Now on Long Island they seem to thrive and are not as affected by the winter. They can attain a height of 15 to 25 feet (or more) and get a large spread. It can be quite vigorous and adaptable, growing several feet in one season. Although many books list it being hardy in USDA Zone 6 I would have to add that it is root hardy but does much better in Zone 7. It is a hybrid between I. cornuta x I. aquifolium and I couldn’t find any references to the gold cultivar.

Yellow berries on American Holly Tree (Ilex opaca f. xanthocarpa)

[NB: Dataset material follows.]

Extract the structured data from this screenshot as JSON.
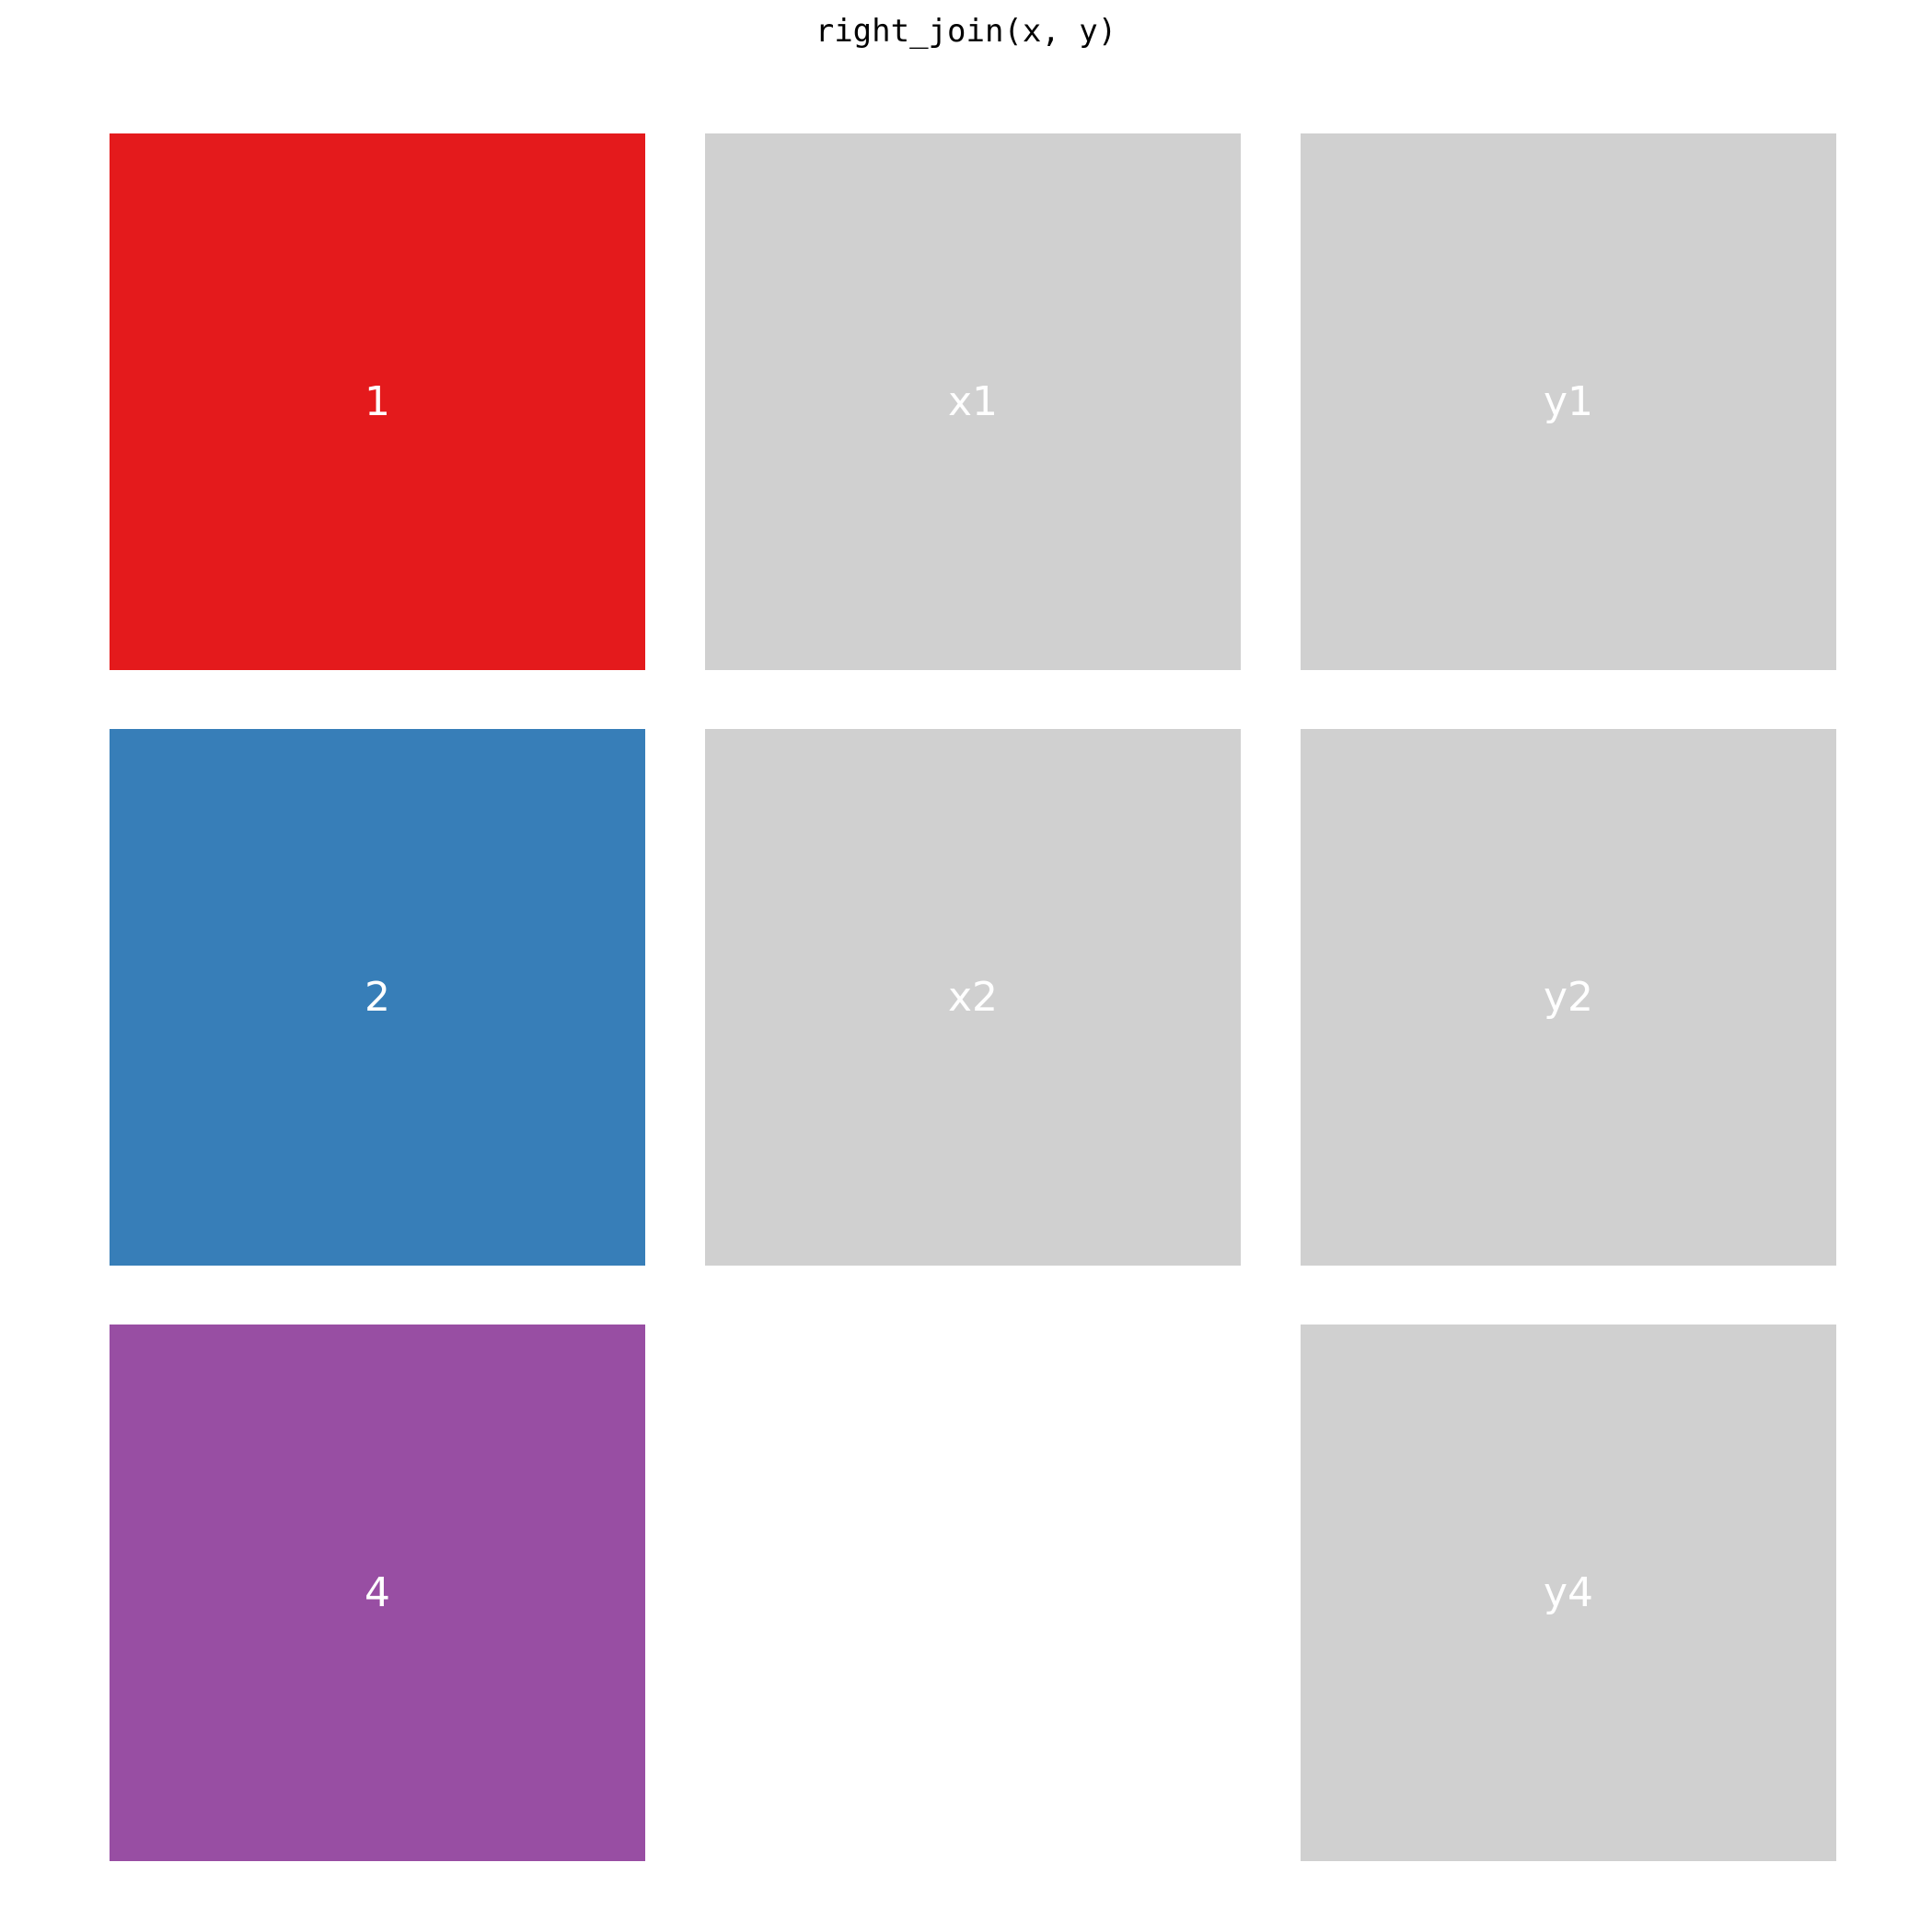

I have been trying to get a picture of the yellow berried form of the American Holly Tree for a long time. Mine don’t seem to get a great crop of berries and are located in a dark corner of the garden, hence difficult to shoot pictures of. I didn’t do much better at Planting Fields with this picture but they had a lot of different specimens that were loaded with yellow berries. So, I am posting this picture of Ilex opaca f. xanthocarpa to get it out of my system. This will hopefully allow me move on and get that picture of Lily of the Valley flowers I have been trying to take forever.

There several yellow berried cultivars of American and other Hollies. I think they add a little spice to a Holly collection.